Access

Sign with 'Our place to learn' and 'Welcome to the library'.

Effective access is about actively encouraging people to use the library, and making it easy for them. Your library staff, services, technology, policies and procedures should all enable and encourage access, not limit it.

Why access matters

Easy and equitable access to all that the library offers enables your school community to make good use of your library’s services, resources, physical space, and staff expertise. Improving access is, in part, about removing barriers so that everyone feels included and supported to use the library.

The school library plays a unique role in promoting, protecting, and educating about intellectual freedom. It serves as a point of voluntary access to information and ideas and as a learning laboratory for students as they acquire critical thinking and problem-solving skills needed in a pluralistic society.
Access to resources and services in the school library, American Library Association (2014)

How can you ensure equitable access to the library’s services and resources for members of the school community?

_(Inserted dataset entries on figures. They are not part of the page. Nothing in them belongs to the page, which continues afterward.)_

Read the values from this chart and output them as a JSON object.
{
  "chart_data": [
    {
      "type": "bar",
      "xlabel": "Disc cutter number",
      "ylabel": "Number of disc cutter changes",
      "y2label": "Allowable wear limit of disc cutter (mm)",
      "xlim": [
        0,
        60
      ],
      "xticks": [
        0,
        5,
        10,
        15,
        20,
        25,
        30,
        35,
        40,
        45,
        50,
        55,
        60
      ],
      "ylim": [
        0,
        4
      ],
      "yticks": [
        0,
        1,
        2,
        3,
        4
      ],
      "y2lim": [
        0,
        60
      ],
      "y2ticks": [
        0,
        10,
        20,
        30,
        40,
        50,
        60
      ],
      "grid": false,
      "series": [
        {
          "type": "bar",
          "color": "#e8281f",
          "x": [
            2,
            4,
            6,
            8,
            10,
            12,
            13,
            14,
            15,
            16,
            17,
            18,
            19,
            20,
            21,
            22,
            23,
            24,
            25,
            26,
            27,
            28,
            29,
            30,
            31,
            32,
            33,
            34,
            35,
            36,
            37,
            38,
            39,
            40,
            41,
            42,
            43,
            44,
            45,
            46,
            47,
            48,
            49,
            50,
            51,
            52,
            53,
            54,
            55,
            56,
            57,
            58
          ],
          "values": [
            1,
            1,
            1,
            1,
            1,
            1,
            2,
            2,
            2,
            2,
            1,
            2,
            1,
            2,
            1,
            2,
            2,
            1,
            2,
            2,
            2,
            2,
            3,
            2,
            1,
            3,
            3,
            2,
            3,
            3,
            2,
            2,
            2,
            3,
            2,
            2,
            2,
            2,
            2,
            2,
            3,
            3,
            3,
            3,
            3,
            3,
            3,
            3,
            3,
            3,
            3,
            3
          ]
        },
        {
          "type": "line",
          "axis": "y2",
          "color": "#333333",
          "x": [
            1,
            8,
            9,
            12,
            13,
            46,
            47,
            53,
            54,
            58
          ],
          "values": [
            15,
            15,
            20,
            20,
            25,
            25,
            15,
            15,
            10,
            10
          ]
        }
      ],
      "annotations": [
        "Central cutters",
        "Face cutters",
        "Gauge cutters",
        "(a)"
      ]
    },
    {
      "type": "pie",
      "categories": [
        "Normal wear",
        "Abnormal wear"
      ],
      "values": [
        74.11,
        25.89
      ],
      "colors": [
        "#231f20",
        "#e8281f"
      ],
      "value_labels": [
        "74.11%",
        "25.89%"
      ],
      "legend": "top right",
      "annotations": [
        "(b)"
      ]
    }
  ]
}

Making access easy for everyone

  • Understand the diversity of your school community, and develop library staff expertise to meet a broad range of needs, including students affected by disability or disadvantage, or those who need learning support.

  • Work proactively to remove barriers to learning and participation for all students by ensuring equity and freedom of access to the library facilities, resources, and services.

  • Develop library policies, systems, and procedures that are learner- and reader-centered, and focus on making it easy for people to find, access, and use library curated resources.

  • Establish opening times and a flexible approach to use of the library space, that suit students, their parents, and whānau to allow equitable access for students, staff, and the wider school community.

  • When the library is open, have library staff or other adults available to help students, parents and whānau to find, access, and use what they need.

  • Create an online space that connects members of your school community to resources — in the library and elsewhere — that support reading, research and inquiry learning, and contribute to student well-being.

Key questions

  • Do your library policies, systems, and procedures allow and encourage students to choose their own reading materials, and freely access information, relating to their particular interests and needs?

  • Does your library provide access to resources and technology for students who would otherwise be disadvantaged?

  • Is your library open for students, their parents and whānau at times that suit them — before, during and at the end of the school day?